Pierre Guyotat, Idiotie, Grasset, septembre 2018, 256 pages, 19 €, ISBN : 978-2-246-86287-1.

L’idiotie… Celle dont on est frappé devant l’horreur ; celle qu’il faut conquérir par et dans l’écriture.

De retour d’Algérie après la guerre, que reste-t-il d’autre à faire que de vivre par-devers la ruine dans l’attente de la joie que donne le livre ? Celui-ci accompagne l’auteur sur la pente de l’arrivée à Paris puis après la guerre d’Algérie dans la même cité. En jaillit une vraie poésie sans oublier les grillons tapageurs qui sauront gré à l’auteur de cette force laissée au hasard.

Plutôt que de vivre recroquevillé, Guyotat vit alors pour garder quelque chose d’une minute fraternelle par delà les doutes et la contradiction. Son texte dans sa traverse du temps devient l’espace d’un pur instant mais où la « saleté » du monde n’est en rien ignorée.

Un demi-siècle après Tombeau pour cinq cent mille soldats (1967), le corps imprime une fois de plus le livre de celui qui est hanté par la guerre. Son écoulement de 1959 à 1962 charrie la saleté, la misère, le sang de cet anachorète qui se nourrit d’huile et de pain. Il y a là le bruit et la fureur dans l’ivresse et la sidération d’un flux radical et poétique à la force extrême. La littérature atteint une sorte de « pureté » (au sens ou Artaud l’entendait) par le sens de la scission au sein même du voyeurisme.

A partir des phrases inscrites avec ténacité, l’auteur conduit avec puissance une langue qui n’en a jamais fini de ressasser les mêmes questions avec les mêmes mots.
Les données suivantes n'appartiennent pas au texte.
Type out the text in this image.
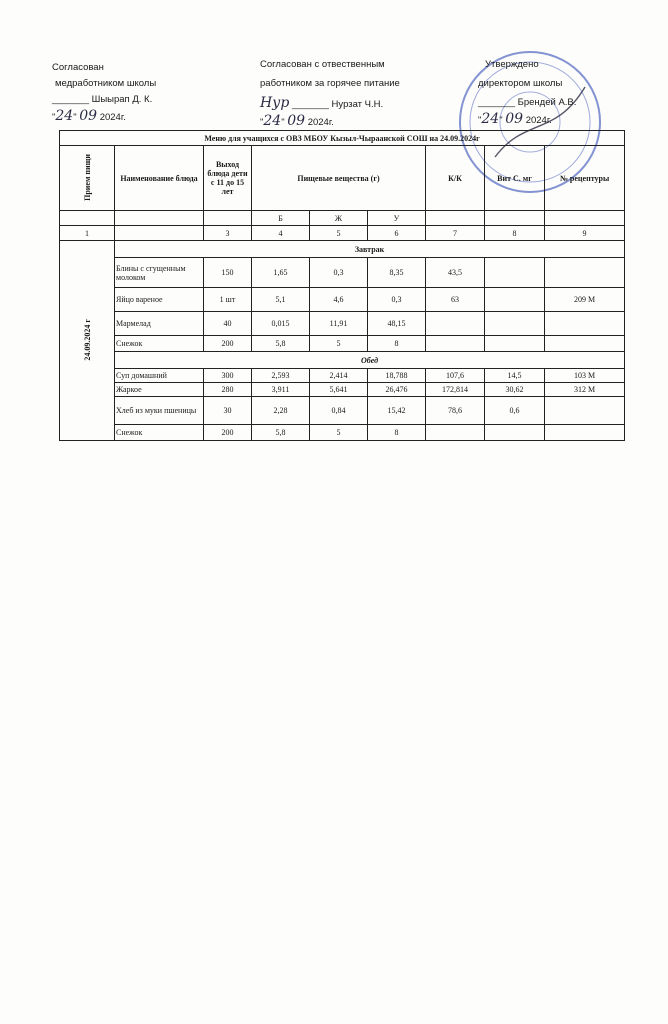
Согласован
медработником школы
_______ Шыырап Д. К.
"24" 09 2024г.
Согласован с отвественным
работником за горячее питание
Нур _______ Нурзат Ч.Н.
"24" 09 2024г.
Утверждено
директором школы
_______ Брендей А.В.
"24" 09 2024г.
Меню для учащихся с ОВЗ МБОУ Кызыл-Чыраанской СОШ на 24.09.2024г								
Прием пищи	Наименование блюда	Выход блюда дети с 11 до 15 лет	Пищевые вещества (г)			К/К	Вит С. мг	№ рецептуры
			Б	Ж	У			
1		3	4	5	6	7	8	9
24.09.2024 г	Завтрак							
	Блины с сгущенным молоком	150	1,65	0,3	8,35	43,5		
	Яйцо вареное	1 шт	5,1	4,6	0,3	63		209 М
	Мармелад	40	0,015	11,91	48,15			
	Снежок	200	5,8	5	8			
	Обед							
	Суп домашний	300	2,593	2,414	18,788	107,6	14,5	103 М
	Жаркое	280	3,911	5,641	26,476	172,814	30,62	312 М
	Хлеб из муки пшеницы	30	2,28	0,84	15,42	78,6	0,6	
	Снежок	200	5,8	5	8			
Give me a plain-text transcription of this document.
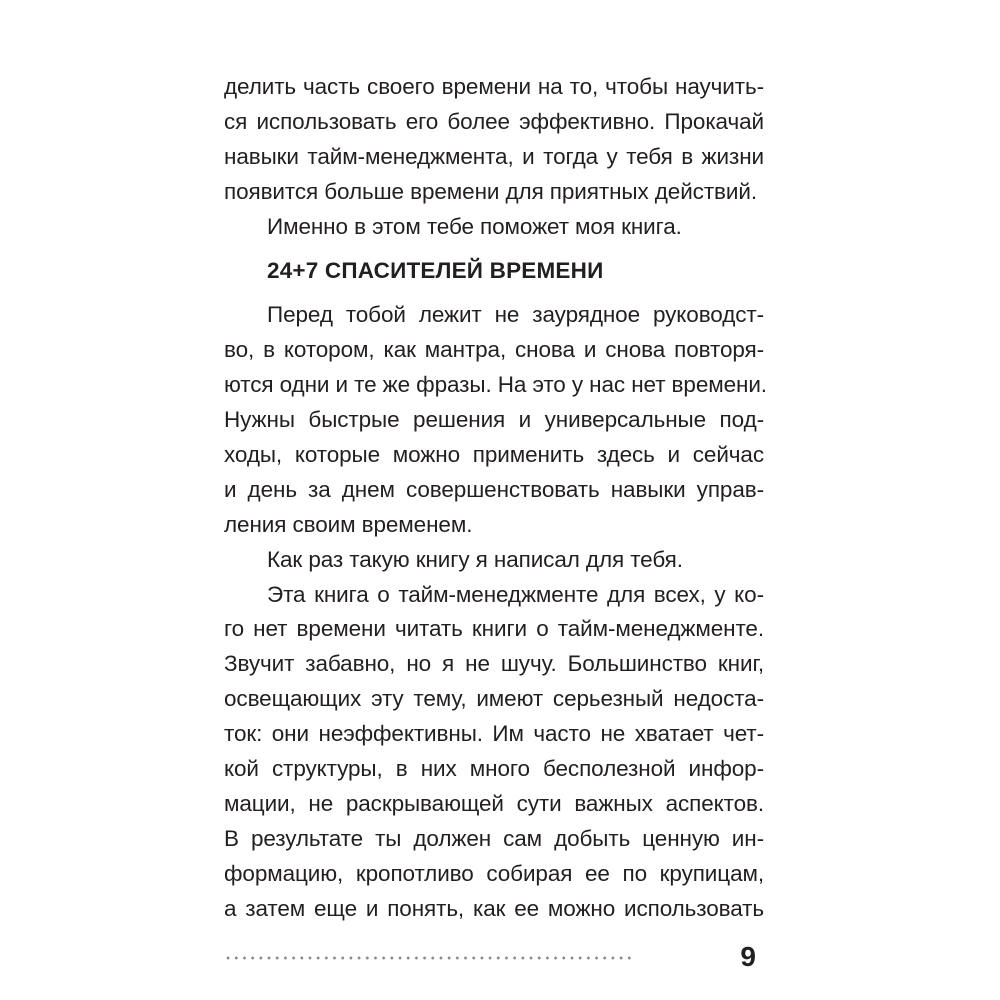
делить часть своего времени на то, чтобы научить-
ся использовать его более эффективно. Прокачай
навыки тайм-менеджмента, и тогда у тебя в жизни
появится больше времени для приятных действий.
Именно в этом тебе поможет моя книга.
24+7 СПАСИТЕЛЕЙ ВРЕМЕНИ
Перед тобой лежит не заурядное руководст-
во, в котором, как мантра, снова и снова повторя-
ются одни и те же фразы. На это у нас нет времени.
Нужны быстрые решения и универсальные под-
ходы, которые можно применить здесь и сейчас
и день за днем совершенствовать навыки управ-
ления своим временем.
Как раз такую книгу я написал для тебя.
Эта книга о тайм-менеджменте для всех, у ко-
го нет времени читать книги о тайм-менеджменте.
Звучит забавно, но я не шучу. Большинство книг,
освещающих эту тему, имеют серьезный недоста-
ток: они неэффективны. Им часто не хватает чет-
кой структуры, в них много бесполезной инфор-
мации, не раскрывающей сути важных аспектов.
В результате ты должен сам добыть ценную ин-
формацию, кропотливо собирая ее по крупицам,
а затем еще и понять, как ее можно использовать
9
Mais ici les filaments noirs sortent des idées confuses comme de la peur hagarde. Ils espèrent pouvoir dire ce que l’auteur n’espérait pas – ou plus. Ce qui persiste tient tête à la vie.

Un extrait

« Je n’ose les regarder, de peur que, penchant la tête, mon crâne, mes cheveux, ne prennent un rai de lune ; le fusil bringuebalant à l’épaule, les mains noircies – du sang sous les ongles, du sang entre les doigts ? – s’appliquent aux deux seins, découverts, la tête du jeune homme frotte celle de la femme, sa bouche prend la sienne, bruit de baiser, de salives mêlées, aspirées… […] qu’il me voie, me tuerait-il, comme il tue des « Arabes », de jour, de nuit : au moins me mettrait-il en joue pour m’éprouver, se prouver que le contingent de métropolitains n’a pas défendu ses semblables, Français d’Algérie ? […] L’enfant, dont la salive de la mère mélangée de la semence du père… où naîtra-t-il, s’il naît ? de ce côté de la mer ou de l’autre ? » (p. 108-109).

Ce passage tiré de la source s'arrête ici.